In terms of the community transmission part of that calculation, you may be wondering: How do I know what counts as a low community transmission rate, versus what counts as substantial enough to warrant more precautions? A recent CDC report spells this out: A substantial transmission rate is anything above 50 new cases per 100,000 people in the last seven days. (Note that 50 here is the cumulative total of new cases over seven days; it’s not the average daily number of cases.)
“What that means is, say over the last seven days you had 10 cases per 100,000 people a day — then you’ve got 70, so you are at that substantial rate,” Gandhi explained.
Another (potentially easier) metric to look at is your region’s test positivity rate: A rate of 8 percent or higher indicates substantial transmission, according to the CDC.
You can easily check your county’s transmission and test positivity rates on the CDC’s data tracker. Note that if one metric is high and the other is low, the CDC says “the higher of the two should be used for decision-making.”
One more thing to consider is spacing. Distancing from each other has been so drilled into our heads during the pandemic. But it’s somewhat less important in the office context than you think.
To be clear, the number of people in a room (as well as the size of the room) does affect the level of risk; fewer people near you means fewer people who could potentially be infected and pass on the infection to you.
“I think it’s somewhat important because we know from contact tracing studies that the closer you are to the infected person, the more likely you are to be infected,” Cevik said. However, she added that if employees are spending hours together in a workplace, proximity doesn’t matter as much. That’s because the virus travels, not just as large droplets, but also as tiny aerosols that can remain suspended in the air.
As a result of that finding, “distancing now seems like it’s the least important of the three Covid-19 mitigation strategies of masking, ventilation, and distancing,” Gandhi said, citing a study that found it didn’t make much difference when schools spaced out students by 6 feet versus 3 feet.
The end of hygiene theater
Let’s be clear: Nobody’s saying that we shouldn’t bother to wash our hands or that offices shouldn’t bother to disinfect shared surfaces. But the experts I spoke to told me that this is about as important now as it was in a pre-Covid-19 world — when offices should have been disinfecting to prevent the spread of things like norovirus and the common cold.
“That’s a helpful intervention strategy, but it’s not the main one. I view that as a regular office practice,” Popescu said.

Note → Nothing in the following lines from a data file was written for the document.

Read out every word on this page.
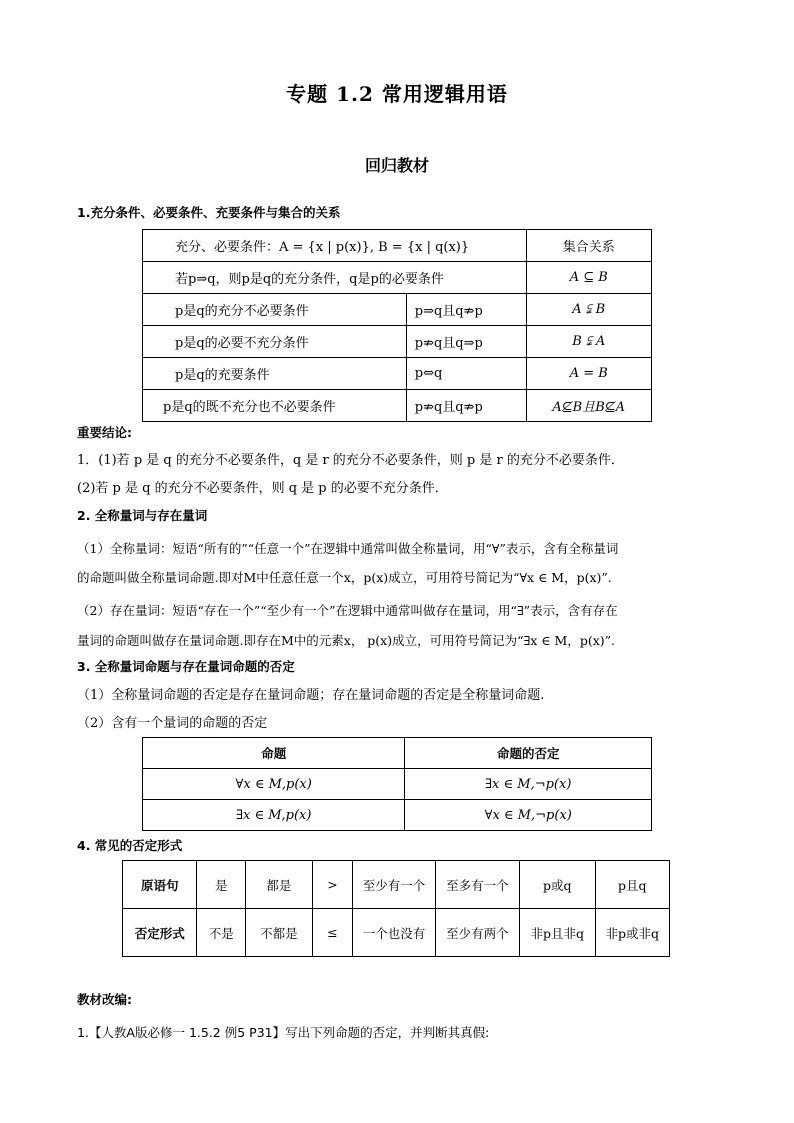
专题 1.2 常用逻辑用语
回归教材
1.充分条件、必要条件、充要条件与集合的关系
充分、必要条件：A = {x | p(x)}, B = {x | q(x)}		集合关系
若p⇒q，则p是q的充分条件，q是p的必要条件		A ⊆ B
p是q的充分不必要条件	p⇒q且q⇏p	A ⫋ B
p是q的必要不充分条件	p⇏q且q⇒p	B ⫋ A
p是q的充要条件	p⇔q	A = B
p是q的既不充分也不必要条件	p⇏q且q⇏p	A⊈B且B⊈A
重要结论:
1．(1)若 p 是 q 的充分不必要条件，q 是 r 的充分不必要条件，则 p 是 r 的充分不必要条件．
(2)若 p 是 q 的充分不必要条件，则 q 是 p 的必要不充分条件．
2. 全称量词与存在量词
（1）全称量词：短语“所有的”“任意一个”在逻辑中通常叫做全称量词，用“∀”表示，含有全称量词
的命题叫做全称量词命题.即对M中任意任意一个x，p(x)成立，可用符号简记为“∀x ∈ M，p(x)”.
（2）存在量词：短语“存在一个”“至少有一个”在逻辑中通常叫做存在量词，用“∃”表示，含有存在
量词的命题叫做存在量词命题.即存在M中的元素x， p(x)成立，可用符号简记为“∃x ∈ M，p(x)”.
3. 全称量词命题与存在量词命题的否定
（1）全称量词命题的否定是存在量词命题；存在量词命题的否定是全称量词命题.
（2）含有一个量词的命题的否定
命题	命题的否定
∀x ∈ M,p(x)	∃x ∈ M,¬p(x)
∃x ∈ M,p(x)	∀x ∈ M,¬p(x)
4. 常见的否定形式
原语句	是	都是	>	至少有一个	至多有一个	p或q	p且q
否定形式	不是	不都是	≤	一个也没有	至少有两个	非p且非q	非p或非q
教材改编:
1.【人教A版必修一 1.5.2 例5 P31】写出下列命题的否定，并判断其真假:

We’ve learned that surface transmission is not a primary way that Covid-19 spreads, so we shouldn’t obsess over “hygiene theater” — especially if it distracts us from paying attention to the more important mitigation strategies listed above.

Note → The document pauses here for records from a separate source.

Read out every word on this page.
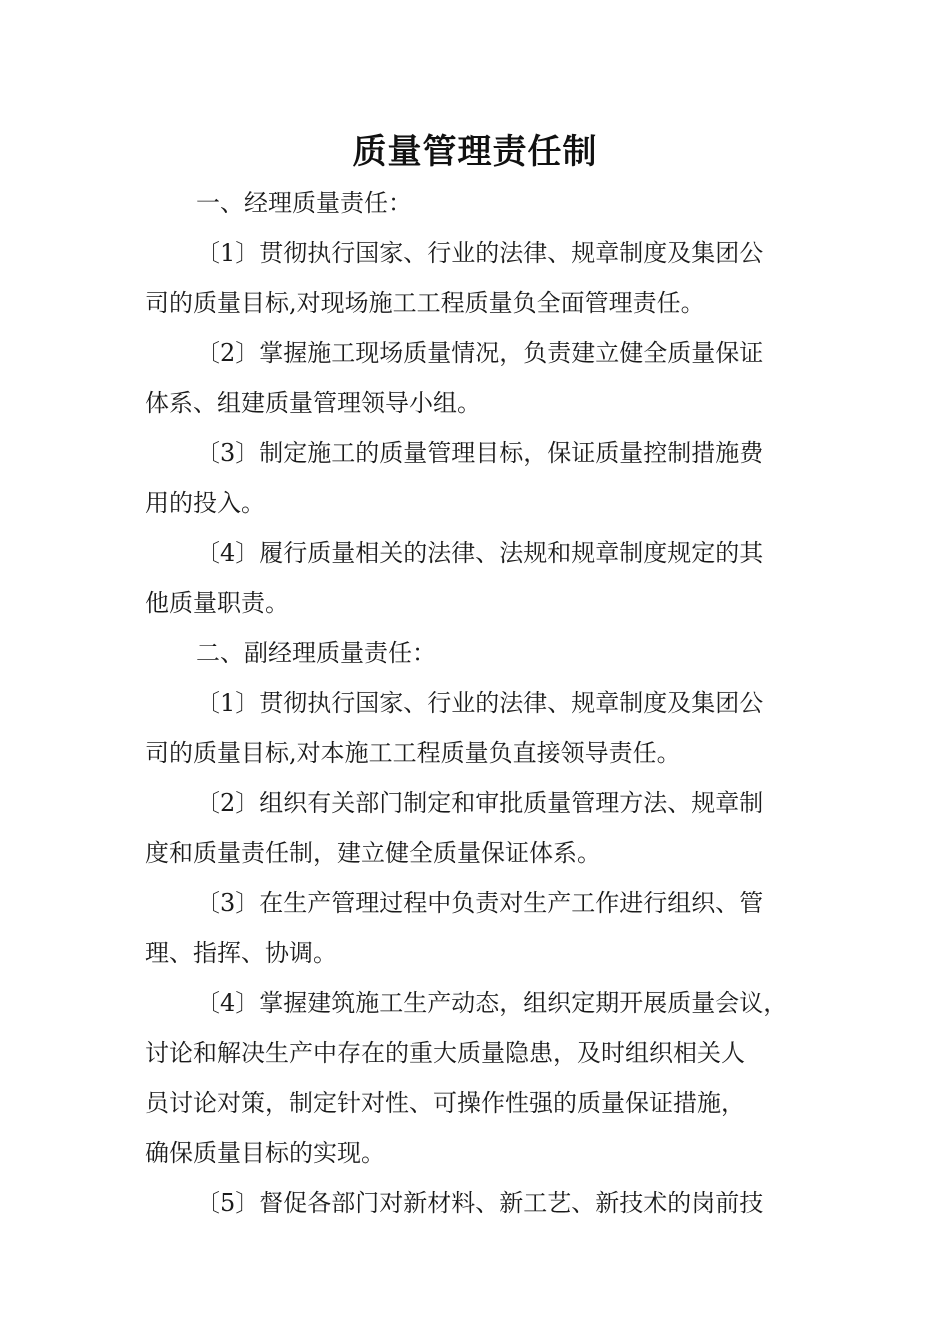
质量管理责任制
一、经理质量责任：
〔1〕贯彻执行国家、行业的法律、规章制度及集团公
司的质量目标,对现场施工工程质量负全面管理责任。
〔2〕掌握施工现场质量情况，负责建立健全质量保证
体系、组建质量管理领导小组。
〔3〕制定施工的质量管理目标，保证质量控制措施费
用的投入。
〔4〕履行质量相关的法律、法规和规章制度规定的其
他质量职责。
二、副经理质量责任：
〔1〕贯彻执行国家、行业的法律、规章制度及集团公
司的质量目标,对本施工工程质量负直接领导责任。
〔2〕组织有关部门制定和审批质量管理方法、规章制
度和质量责任制，建立健全质量保证体系。
〔3〕在生产管理过程中负责对生产工作进行组织、管
理、指挥、协调。
〔4〕掌握建筑施工生产动态，组织定期开展质量会议，
讨论和解决生产中存在的重大质量隐患，及时组织相关人
员讨论对策，制定针对性、可操作性强的质量保证措施，
确保质量目标的实现。
〔5〕督促各部门对新材料、新工艺、新技术的岗前技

The same applies to physical barriers between workers. The experts were resoundingly clear on this one: Don’t bother. The virus’s ability to travel in aerosolized form means there’s pretty much no point.

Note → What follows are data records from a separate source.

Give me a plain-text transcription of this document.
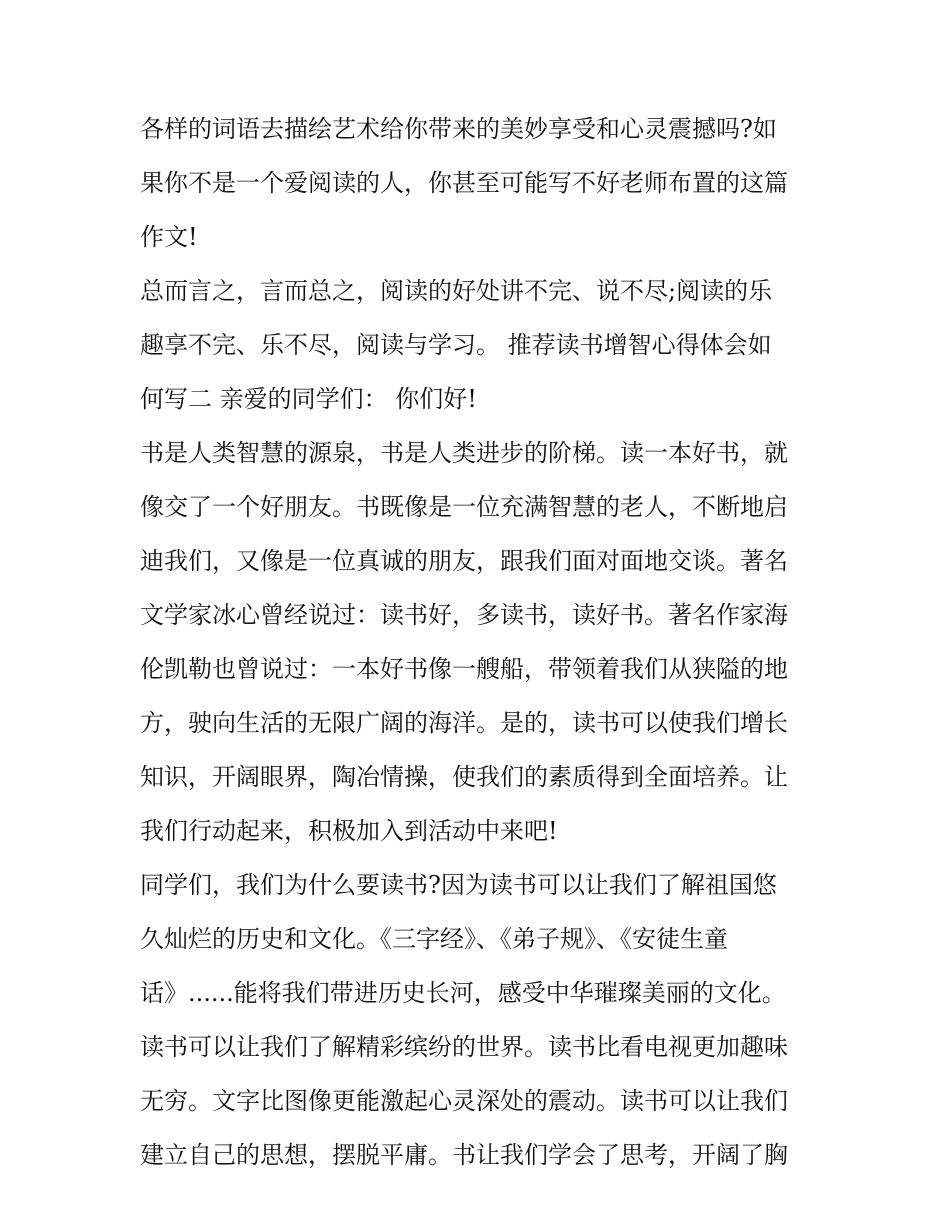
各样的词语去描绘艺术给你带来的美妙享受和心灵震撼吗?如
果你不是一个爱阅读的人，你甚至可能写不好老师布置的这篇
作文!
总而言之，言而总之，阅读的好处讲不完、说不尽;阅读的乐
趣享不完、乐不尽，阅读与学习。 推荐读书增智心得体会如
何写二 亲爱的同学们： 你们好!
书是人类智慧的源泉，书是人类进步的阶梯。读一本好书，就
像交了一个好朋友。书既像是一位充满智慧的老人，不断地启
迪我们，又像是一位真诚的朋友，跟我们面对面地交谈。著名
文学家冰心曾经说过：读书好，多读书，读好书。著名作家海
伦凯勒也曾说过：一本好书像一艘船，带领着我们从狭隘的地
方，驶向生活的无限广阔的海洋。是的，读书可以使我们增长
知识，开阔眼界，陶冶情操，使我们的素质得到全面培养。让
我们行动起来，积极加入到活动中来吧!
同学们，我们为什么要读书?因为读书可以让我们了解祖国悠
久灿烂的历史和文化。《三字经》、《弟子规》、《安徒生童
话》......能将我们带进历史长河，感受中华璀璨美丽的文化。
读书可以让我们了解精彩缤纷的世界。读书比看电视更加趣味
无穷。文字比图像更能激起心灵深处的震动。读书可以让我们
建立自己的思想，摆脱平庸。书让我们学会了思考，开阔了胸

“If you’re spending a long time in an office space, you will be breathing in and out the air,” Cevik said. A barrier is, obviously, “not going to stop that.”
Popescu added that the only time plexiglass barriers might be helpful is in scenarios when two people are briefly talking without masks on — when you’re buying something from a vendor, say — and the barrier provides a visual reminder to stay distant. But if you’re sitting amid your colleagues for hours at a stretch, is it worth putting up barriers? “I wouldn’t do that,” she said.
She’d rather offices consider requiring vaccines, invest resources in improving ventilation, and create a process for notifying employees if there’s been an exposure at work and encouraging people to stay home if ever they test positive or have symptoms.